HC Lugano - EV Zug: Matchbericht und Höhepunkte

Zuerst die Fakten: Das Doppelpack von Martensson, 2 Powerplay-Treffer, ein filigraner Treffer aus Brunners Handgelenk stammend und der unglaublich verwandelte Penalty von... Lorenz Kienzle!

Dank vier Toren setzte sich der HC Lugano im zweiten Spiel, der Playoff-Viertelfinalserie gegen den EV Zug und vor eigener Kulisse, mit 4:2 durch. Damit führen die Luganesi in der Serie mit 2:0-Erfolgen.
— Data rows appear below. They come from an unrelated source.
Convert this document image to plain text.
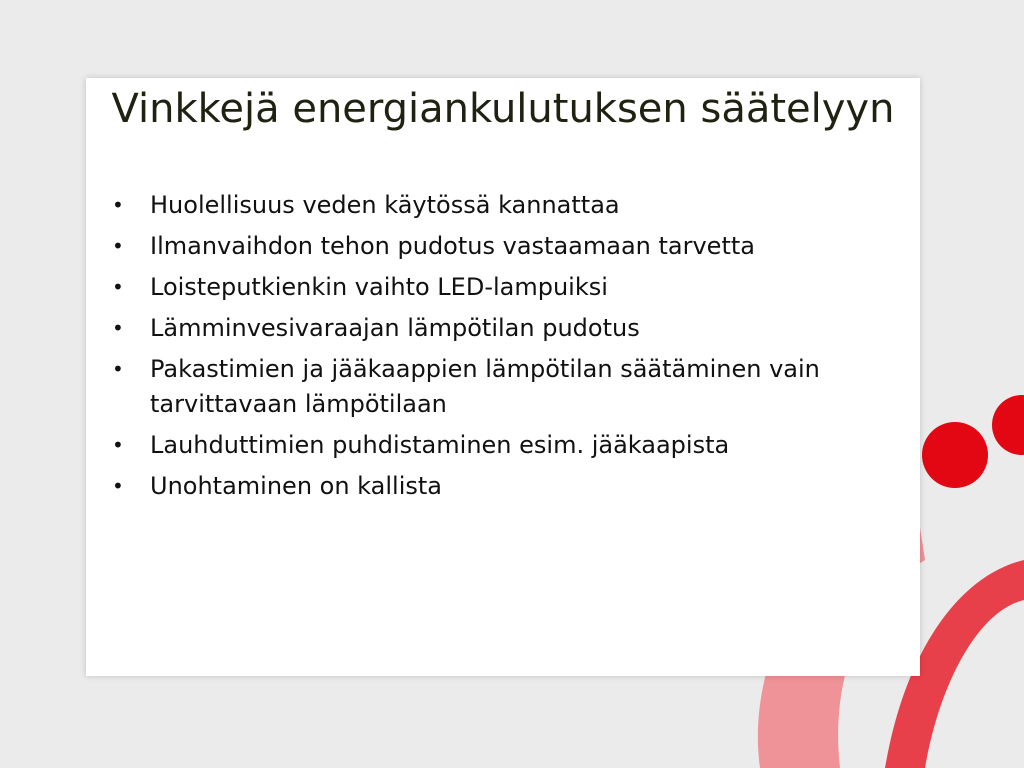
Vinkkejä energiankulutuksen säätelyyn
• Huolellisuus veden käytössä kannattaa
• Ilmanvaihdon tehon pudotus vastaamaan tarvetta
• Loisteputkienkin vaihto LED-lampuiksi
• Lämminvesivaraajan lämpötilan pudotus
• Pakastimien ja jääkaappien lämpötilan säätäminen vain tarvittavaan lämpötilaan
• Lauhduttimien puhdistaminen esim. jääkaapista
• Unohtaminen on kallista
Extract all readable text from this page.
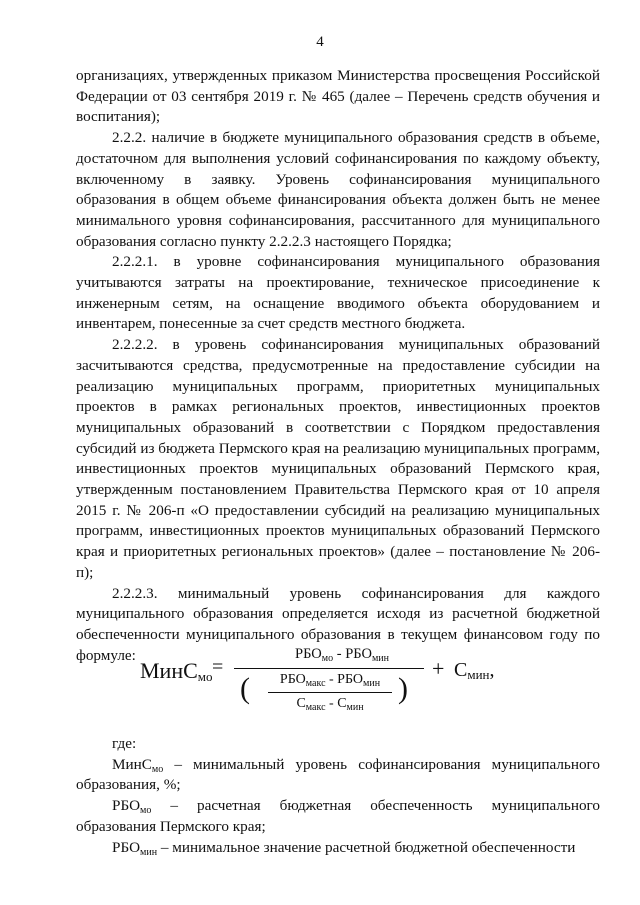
4

организациях, утвержденных приказом Министерства просвещения Российской Федерации от 03 сентября 2019 г. № 465 (далее – Перечень средств обучения и воспитания);

2.2.2. наличие в бюджете муниципального образования средств в объеме, достаточном для выполнения условий софинансирования по каждому объекту, включенному в заявку. Уровень софинансирования муниципального образования в общем объеме финансирования объекта должен быть не менее минимального уровня софинансирования, рассчитанного для муниципального образования согласно пункту 2.2.2.3 настоящего Порядка;

2.2.2.1. в уровне софинансирования муниципального образования учитываются затраты на проектирование, техническое присоединение к инженерным сетям, на оснащение вводимого объекта оборудованием и инвентарем, понесенные за счет средств местного бюджета.

2.2.2.2. в уровень софинансирования муниципальных образований засчитываются средства, предусмотренные на предоставление субсидии на реализацию муниципальных программ, приоритетных муниципальных проектов в рамках региональных проектов, инвестиционных проектов муниципальных образований в соответствии с Порядком предоставления субсидий из бюджета Пермского края на реализацию муниципальных программ, инвестиционных проектов муниципальных образований Пермского края, утвержденным постановлением Правительства Пермского края от 10 апреля 2015 г. № 206-п «О предоставлении субсидий на реализацию муниципальных программ, инвестиционных проектов муниципальных образований Пермского края и приоритетных региональных проектов» (далее – постановление № 206-п);

2.2.2.3. минимальный уровень софинансирования для каждого муниципального образования определяется исходя из расчетной бюджетной обеспеченности муниципального образования в текущем финансовом году по формуле:

МинС$_{мо}$ =
$РБО_{мо} - РБО_{мин}$
(	$РБО_{макс} - РБО_{мин}$
$С_{макс} - С_{мин}$
)
+ $С_{мин}$,

где:

МинС$_{мо}$ – минимальный уровень софинансирования муниципального образования, %;

$РБО_{мо}$ – расчетная бюджетная обеспеченность муниципального образования Пермского края;

$РБО_{мин}$ – минимальное значение расчетной бюджетной обеспеченности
In gewisser Hinsicht erinnerte die zweite Partie ans erste Aufeinandertreffen, der beiden Widersacher in der Bossard Arena zu Zug. Die Innerschweizer zeigten bisweilen flüssigere Angriffsaktionen und sicherten sich eine gewisse Feldüberlegenheit. Dazu antworteten die Schützlinge von HCL-Trainer Doug Shedden mit Demut, defensiver Disziplin, einem super Torhüter (Merzlikins) sowie dem Zuschlagen in Sachen Tormouchen im richtigen Moment. 

Das erste Drittel endete 1:1. Den Zuger Führungstreffer durch Schlumpf egalisierte Martensson (in Grossform!), nach mustergültiger Angriffsaktion mit seinen schwedischen Stürmerkollegen Pettersson und Klasen zusammen. Die erstmalige Luganeser Führung bewerkstelligte Brunner in Überzahl. Der gleiche Stürmer mit der Nummer 98 war danach Unglücksrabe, als er ein Eigentor zum provisorischen 2:2-Ausgleich der Zuger fabrizierte. Noch vor der zweiten Sirene schoss indes Martensson die Einheimischen wieder in Front, indem er einen Abpraller nach einem Pettersson-Geschoss kaltschnäuzig zum 3:2 zugunsten des HCL abschloss. 

In dritten Abschnitt drückten die Gäste den HC Lugano in die Defensive. Allerdings holte Kienzle nach einem schnellen Konter einen Penalty heraus, den er eiskalt und gekonnt, zwischen den Beinschonern von EVZ-Goalie Stephan, zum matchentscheidenden 4:2, platzierte. Damit löste er beim Bianconeri-Publikum (insgesamt 6746 Zuschauer in der Resega) einen unbändigen Freudestaumel aus.

Somit geht es nach dem definitiven 4:2-Erfolg am Dienstag auf zum Wiedersehen in Spiel 3 beim EV Zug.